Wednesday, September 28, 2011

Coming Face to Face with Rosh HaShanah

As Judgment Day approaches, I cannot help to think with great sadness of how much things have changed in the past year. I went into Rosh HaShanah feeling confident that our lives had just seemed to fall into place. Gone was the feeling, that we were not where we were supposed to be in life. I entered the year confident that I finally had my life in order.

-Channah was starting elementary school and loves being Israeli
-The frustration of a possible move disappeared a few days after returning to Israeli soil
-I have a great job with a great boss
-I had finally set up the learning schedule I wanted, including a chavrusah
-We were doing a tremendous Mitzvah by allowing a long term guest stay in our apartment while they tried to put their life back together again
-I had taken it upon myself to publicly defend one of my Rabbi's from a major controversy taken out of context
-We made the decision to be more proactive, so that I would make the 240 km trek more often to the closest hockey arena
-We were satisfied with our lot in life, including accepting that our family would always be the 3 of us.
-Rachel had upgraded her skills over the summer and was looking forward to applying her new skills to her jewelery
-We were living in the land promised to our ancestors so many years ago, we were literaly living in Jewish history.


That confidence carried over Less then a week later, with Yom Kippor approaching, it appeared that the prayers of a very special 6 year old girl had been answered. All she wanted was a little sister. Although it was a very difficult pregnancy, we met every step of the way with tremendous joy. I was confident that such a wonderful gift would come to fruition. When we hit the gestational date, where Channah was born, we celebrated and went out and bought a stroller. We were coming down the stretch home free.
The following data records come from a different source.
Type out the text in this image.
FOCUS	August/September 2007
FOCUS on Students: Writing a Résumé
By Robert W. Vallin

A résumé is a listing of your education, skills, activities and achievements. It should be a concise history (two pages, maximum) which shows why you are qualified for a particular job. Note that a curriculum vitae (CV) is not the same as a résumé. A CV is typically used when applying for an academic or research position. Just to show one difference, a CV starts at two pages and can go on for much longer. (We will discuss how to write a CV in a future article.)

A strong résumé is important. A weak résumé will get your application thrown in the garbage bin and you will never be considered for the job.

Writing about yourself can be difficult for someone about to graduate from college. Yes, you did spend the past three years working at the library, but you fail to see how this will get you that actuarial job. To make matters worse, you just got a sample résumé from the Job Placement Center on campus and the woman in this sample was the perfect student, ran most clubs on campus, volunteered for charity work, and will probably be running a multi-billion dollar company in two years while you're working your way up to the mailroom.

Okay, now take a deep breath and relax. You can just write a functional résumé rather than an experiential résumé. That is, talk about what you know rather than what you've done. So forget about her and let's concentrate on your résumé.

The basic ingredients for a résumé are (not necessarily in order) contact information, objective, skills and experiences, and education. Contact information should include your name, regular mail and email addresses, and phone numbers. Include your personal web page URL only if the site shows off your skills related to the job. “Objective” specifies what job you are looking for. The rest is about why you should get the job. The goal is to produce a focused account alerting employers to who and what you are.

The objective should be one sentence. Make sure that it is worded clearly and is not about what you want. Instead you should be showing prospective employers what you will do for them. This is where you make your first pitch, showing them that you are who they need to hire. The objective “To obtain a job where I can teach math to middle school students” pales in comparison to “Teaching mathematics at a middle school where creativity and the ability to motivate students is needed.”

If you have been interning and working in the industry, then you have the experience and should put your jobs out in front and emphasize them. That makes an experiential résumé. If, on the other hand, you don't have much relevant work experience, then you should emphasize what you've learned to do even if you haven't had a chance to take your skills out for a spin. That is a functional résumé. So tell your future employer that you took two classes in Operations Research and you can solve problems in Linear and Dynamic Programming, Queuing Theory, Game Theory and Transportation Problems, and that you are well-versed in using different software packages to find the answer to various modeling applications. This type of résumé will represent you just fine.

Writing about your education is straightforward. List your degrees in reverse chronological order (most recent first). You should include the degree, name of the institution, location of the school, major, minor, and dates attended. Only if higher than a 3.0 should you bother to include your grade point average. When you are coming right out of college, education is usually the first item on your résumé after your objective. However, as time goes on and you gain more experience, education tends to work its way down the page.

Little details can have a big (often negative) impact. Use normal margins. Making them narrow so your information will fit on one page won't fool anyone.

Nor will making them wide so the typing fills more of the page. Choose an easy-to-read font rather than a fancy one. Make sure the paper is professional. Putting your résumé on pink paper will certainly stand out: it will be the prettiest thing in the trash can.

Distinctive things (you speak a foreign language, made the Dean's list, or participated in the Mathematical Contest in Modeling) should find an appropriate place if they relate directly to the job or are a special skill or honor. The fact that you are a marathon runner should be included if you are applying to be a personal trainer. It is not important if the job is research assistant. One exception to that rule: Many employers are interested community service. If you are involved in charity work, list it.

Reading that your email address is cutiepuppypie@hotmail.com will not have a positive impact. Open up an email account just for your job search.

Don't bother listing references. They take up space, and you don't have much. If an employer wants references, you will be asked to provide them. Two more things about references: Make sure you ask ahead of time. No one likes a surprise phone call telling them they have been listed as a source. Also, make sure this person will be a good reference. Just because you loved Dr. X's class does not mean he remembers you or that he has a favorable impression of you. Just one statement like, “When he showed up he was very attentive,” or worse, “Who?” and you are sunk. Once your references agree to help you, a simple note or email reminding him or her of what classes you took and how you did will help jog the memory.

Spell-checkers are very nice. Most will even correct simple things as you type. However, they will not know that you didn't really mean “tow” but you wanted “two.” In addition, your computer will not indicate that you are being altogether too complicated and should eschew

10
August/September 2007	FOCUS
Then one night Rachel's instincts told her something was wrong. The false confidence I had built allowed me to convince Rachel to wait until doctor appointment in the morning. By then it was too late. Even in the ambulance, full siren racing towards the hospital, I thought the worst case scenario was, we were dealing with a preemie and NICU time. It didn't even occur to me that her life had been in danger and it was already too late. Gabi would be born that day, just without a heart beat. Life would never be the same.

Over the last 7 months we have seen the best and worst in people. We have endless stories of both close friends and strangers, stepping up to help us deal with our grief. There will be many people standing before God this year, with the merits of not only literally saving Rachel's life but saving my family from being destroyed by grief. The flip side is the countless friendships and relationships that have been destroyed in the last number of months. People who we thought we could count on, who put their own comfort in front of our time of need. People who decided what we needed best but didn't have a clue, how wrong they were. People who would ask what we needed and proceed to do the opposite. I have done my best to forget about the burnt out wreckage of those lost friendships. That doesn't mean I sometimes miss the illusion of what I thought I had.

This year, I stand in judgment not with my accomplishments but holding the shards of my broken family that I am trying to put back together. I have less merits than last year, to plead to over turn the evil decree. The only thing I can ask, is that "time served" is enough punishment for my family and that we will have the strength to get back on our feet. I have always tried to be the anchor to hold everything together. Even in the last two weeks, I have found myself feeling more like a dead weight then keeping the ship away from danger.

May everyone (especially those who took the bitterness out of this year), have a sweet, healthy and happy year.

1 comment:

Michael Stavsky said...

Jason,

That was a very touching blog entry. We sincerely and deeply wish you, Rachel and Channah a much happier and better year in 5772. We have had you all in our tefillot for some time now and will continue to do so.